The origins of the Synod of Otago and Southland began as early as 1848. A migration scheme was set up in the mid nineteenth century to settle Otago with a homogeneous group of settlers. The scheme decided on members of the Free Kirk who had split from the Church of Scotland in the Disruption of 1843. Many Scotsmen were displaced by the Highland Clearances and the opportunity to own and farm their own land appealed to many.
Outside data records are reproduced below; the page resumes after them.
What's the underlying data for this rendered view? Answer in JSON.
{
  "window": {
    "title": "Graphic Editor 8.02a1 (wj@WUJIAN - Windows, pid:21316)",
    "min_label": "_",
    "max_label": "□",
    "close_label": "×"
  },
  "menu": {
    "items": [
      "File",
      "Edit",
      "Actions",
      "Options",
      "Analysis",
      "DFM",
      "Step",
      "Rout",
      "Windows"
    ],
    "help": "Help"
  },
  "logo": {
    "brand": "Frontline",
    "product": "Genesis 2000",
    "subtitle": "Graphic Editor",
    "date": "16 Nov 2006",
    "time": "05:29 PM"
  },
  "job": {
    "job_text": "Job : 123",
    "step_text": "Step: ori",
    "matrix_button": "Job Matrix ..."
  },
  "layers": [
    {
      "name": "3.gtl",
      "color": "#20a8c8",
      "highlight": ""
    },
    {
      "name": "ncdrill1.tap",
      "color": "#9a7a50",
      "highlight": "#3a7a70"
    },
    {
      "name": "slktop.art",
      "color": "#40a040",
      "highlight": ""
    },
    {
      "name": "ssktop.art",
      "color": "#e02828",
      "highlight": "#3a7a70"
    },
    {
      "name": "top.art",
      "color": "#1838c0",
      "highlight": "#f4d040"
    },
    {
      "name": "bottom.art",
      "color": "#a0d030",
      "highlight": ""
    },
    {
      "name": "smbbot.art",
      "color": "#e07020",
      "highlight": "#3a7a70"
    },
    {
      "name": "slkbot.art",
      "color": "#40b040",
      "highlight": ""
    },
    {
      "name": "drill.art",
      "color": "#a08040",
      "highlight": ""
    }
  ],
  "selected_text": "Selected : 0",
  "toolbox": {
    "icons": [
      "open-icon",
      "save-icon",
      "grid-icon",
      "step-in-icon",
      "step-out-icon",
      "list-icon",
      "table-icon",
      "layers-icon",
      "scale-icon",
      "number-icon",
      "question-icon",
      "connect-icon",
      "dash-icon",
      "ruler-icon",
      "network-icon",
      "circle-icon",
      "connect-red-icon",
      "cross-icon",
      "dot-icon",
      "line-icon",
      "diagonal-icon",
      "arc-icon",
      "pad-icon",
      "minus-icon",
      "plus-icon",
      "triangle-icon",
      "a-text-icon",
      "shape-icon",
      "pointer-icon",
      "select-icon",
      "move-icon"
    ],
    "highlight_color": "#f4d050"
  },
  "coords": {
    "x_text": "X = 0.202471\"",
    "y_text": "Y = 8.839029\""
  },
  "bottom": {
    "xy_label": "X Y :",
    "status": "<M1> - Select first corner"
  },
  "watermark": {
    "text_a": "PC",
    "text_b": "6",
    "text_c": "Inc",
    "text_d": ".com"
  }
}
The first two ships of immigrants, including the Rev. Thomas Burns, a nephew of Robert Burns, sailed from Greenock, near Glasgow, in 1847 and arrived March 1848 . The settlers established the city of Dunedin, Scottish Gaelic for Edinburgh. They formed into local congregations and set up the Presbyterian structures of church courts independent of the Presbyterian church that already existed in the north. Many other settlers followed with more ministers among them, and in 1855 the Presbytery of Otago was formed with responsibility for the area south of the Waitaki River and distributing the growing income from church property trusts.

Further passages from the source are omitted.